In 2011 torrential rain and extreme cold shut the race down midway through the day. Racers were muddy, hypothermic, and ornery. This year a rainy forecast once again threatened the race. But mountain bikers, optimistic as they are, enthusiastically lined up to race the iconic course. At the start line were men and women who clearly had, if nothing else, true grit. But this year the rain never fell. The dark grey clouds lingered ominously, and occasionally the wind blustered arrogantly, but nothing came of it. The weather turned out to be nearly ideal for a long day of springtime desert mountain bike racing.
Nevertheless, the race hurt. Amanda Carey (Kenda/Felt), the only woman to complete the 100-mile race, remarked that “events as hard as this one make you feel more alive! I’ll remember that feeling through the rest of the season, probably forever.” Jeff Higham (Epic Endurance), a veteran of several hundred-mile mountain bike races, said that “this was the most technical 100-miler I’ve raced.”
The men’s 100-mile field was small, but super competitive. Some of the regions most accomplished endurance racers lined up to take on the demanding route. Cary Smith (Team CF) rode to victory, with Casey Zaugg (CocoNutz Fuel/UMB) 2nd, and Jonathan Davis (Trek Store Boulder) third.
The men’s 50-mile race was tight and competitive. Drew Edsall (Kenda/Felt) edged out Hector Fernando Riveros (Acli-Mate/Bandwagon Racing) and Bart Gillespie (Revolution/Peak Fasteners), to take the early season win. Duff Johnson (Kuhl) and Roger Arnell (M) rounded out the top 5. “My legs were completely shot at the end of the race,” recounted Edsall. “But I loved the technical terrain and the amazing views.”
Kathy Sherwin (No Tubes) won the women’s 50-mile race, with Erin Swenson (Swensonator) second, and Kimberly Ridgeway (LV) third. Priscilla Baltz and Mary Foss (Kuhl) finished out the long podium, finishing fourth and fifth. “I’m happy with the result.” Sherwin said afterward, “it was a last minute decision to come to St. George to race, so I think I’m lucky to have finished feeling so strong.”
The True Grit course was one 50-mile lap. The 100-mile racers had to ride the grueling course twice. “What’s more difficult than one lap of the True Grit course?” asked 100-mile runner-up Casey Zaugg, “Two laps.”

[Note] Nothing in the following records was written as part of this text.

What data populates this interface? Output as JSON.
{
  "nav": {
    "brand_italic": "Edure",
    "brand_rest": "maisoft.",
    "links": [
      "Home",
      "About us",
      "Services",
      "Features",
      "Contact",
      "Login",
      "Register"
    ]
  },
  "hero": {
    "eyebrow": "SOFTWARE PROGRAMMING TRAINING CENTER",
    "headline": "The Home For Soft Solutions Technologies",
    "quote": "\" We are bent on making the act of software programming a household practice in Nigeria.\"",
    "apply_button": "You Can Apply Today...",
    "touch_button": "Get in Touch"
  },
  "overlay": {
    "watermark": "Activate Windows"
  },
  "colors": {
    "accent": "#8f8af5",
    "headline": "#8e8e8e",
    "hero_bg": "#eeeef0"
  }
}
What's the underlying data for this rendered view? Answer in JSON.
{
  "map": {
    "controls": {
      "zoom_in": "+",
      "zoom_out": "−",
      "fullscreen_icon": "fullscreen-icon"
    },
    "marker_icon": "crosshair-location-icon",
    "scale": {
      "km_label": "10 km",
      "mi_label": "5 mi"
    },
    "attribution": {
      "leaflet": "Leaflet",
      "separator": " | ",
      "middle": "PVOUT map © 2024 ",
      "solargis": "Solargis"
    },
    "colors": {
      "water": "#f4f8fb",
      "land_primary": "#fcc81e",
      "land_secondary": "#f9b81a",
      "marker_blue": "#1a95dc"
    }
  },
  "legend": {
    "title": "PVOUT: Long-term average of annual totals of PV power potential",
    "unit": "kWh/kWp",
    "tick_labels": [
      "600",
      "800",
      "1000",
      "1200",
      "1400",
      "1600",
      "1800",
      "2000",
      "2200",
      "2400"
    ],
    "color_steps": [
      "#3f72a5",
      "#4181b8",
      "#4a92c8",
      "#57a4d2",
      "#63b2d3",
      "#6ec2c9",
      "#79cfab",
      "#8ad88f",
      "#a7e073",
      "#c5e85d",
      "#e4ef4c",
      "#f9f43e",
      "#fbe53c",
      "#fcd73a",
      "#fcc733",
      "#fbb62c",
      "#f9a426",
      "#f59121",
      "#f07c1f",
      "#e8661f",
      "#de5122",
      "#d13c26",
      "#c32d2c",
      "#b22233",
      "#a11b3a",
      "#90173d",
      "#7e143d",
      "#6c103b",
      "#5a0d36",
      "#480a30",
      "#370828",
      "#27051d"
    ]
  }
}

Race promoter Cimarron Chacon designed the course, worked with local land managers, and organized nearly 40 volunteers who marked the route, manned aid stations, and stood by as emergency personnel. The collective effort resulted in a memorable, challenging, and gritty day in the desert. Chacon said that as she stood at the finish line “I was struck with the looks on people’s faces as they came through. It was a combination of pain and pure joy.” Pain and joy. Is there a better way to describe mountain bike racing?